森林保全による気候変動緩和を実現するための生態系・社会システム複合モデルの構築

代表研究者
横浜国立大学 環境情報研究院・准教授
森 章

研究の背景・目的

 地球温暖化の緩和において、二酸化炭素の排出抑制と大気中からの隔離が重要事項である。この点で、森林の担う役割は極めて大きい。樹木や土壌は巨大な炭素貯留庫である。樹木の光合成、一次生産の過程で大気中より吸収される二酸化炭素の量は、年間に人為的に放出される二酸化炭素の30%にまで至る。さらには、荒廃地や空き地、都市や耕作地などで森林化を進めることで、地球全体で二酸化炭素をさらに2050億トンを吸収できる可能性がある。これは、気候変動枠組条約のパリ協定に基づき、温暖化を2℃以内に抑えるために必要な炭素隔離量に相当する。2050年までに、陸上から約2.2憶ヘクタールもの森林が消失するとの予測がある中では、森林保全による炭素隔離機能の保持は、気候変動の影響緩和に必須と言える。

研究内容・課題

 気候変動が顕著になる中、土地利用を再考する必要性が高まっている。炭素貯留源としての森林の役割、持続可能な森林管理の在り方を早急に精査することが求められている。ここで留意すべき点は、国際的な森林施策の枠組では植林化が主目標である。しかし、生物多様性に富む森林生態系は、植林地の炭素吸収能力を凌駕する。

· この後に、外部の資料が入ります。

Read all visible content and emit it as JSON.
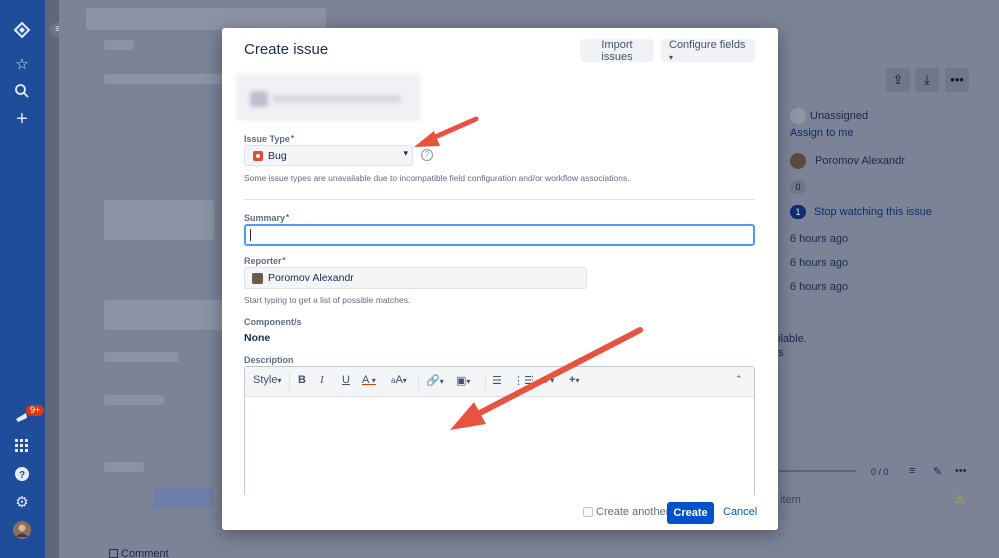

本研究では、そのような多様性を育む森林の保全又は再生による炭素収支への影響、さらには経済コストへの帰結までを定量化する。

課題解決の研究手法

 気候変化予測シナリオをもとに、森林樹木多様性の予測モデルを構築する。次に、既存の局所データから、各地域の「多様性―生産性」の関係式を得る。以上を統合して、気候変動シナリオに応じた、森林生態系の炭素隔離能力の変化を全球規模で推定する。なお、二酸化炭素をめぐる問題では、大気からの吸収だけではなく、放出を抑制することも肝要である。各国々の炭素放出への責任は、自国の森林消失や土地変化だけではなく、輸入等の貿易を介した他国への責任も知られている(炭素フットプリント)。本研究では、貿易データ等を用いて、各国々の炭素フットプリント、経済負荷を定量化する。

期待される研究成果

 本研究では、全球規模の「樹種多様性が支える炭素隔離能予測モデル」に、国や地域ごとの「炭素フットプリント予測モデル」を重ね合わせる。これにより、森林化と樹種多様化による炭素吸収能力の向上と経済活動に伴う炭素放出の抑制の効果を、各地域や国ごとに経済評価も含めて精査する。とくに、大規模排出国が土地利用を再考し炭素放出による経済負荷を内部化することが、パリ協定の達成に必須である。このような社会経済的な要因を踏まえて、国ごとの炭素収支の在り方を定量的に問う「生態系・社会システム複合モデル」を構築する。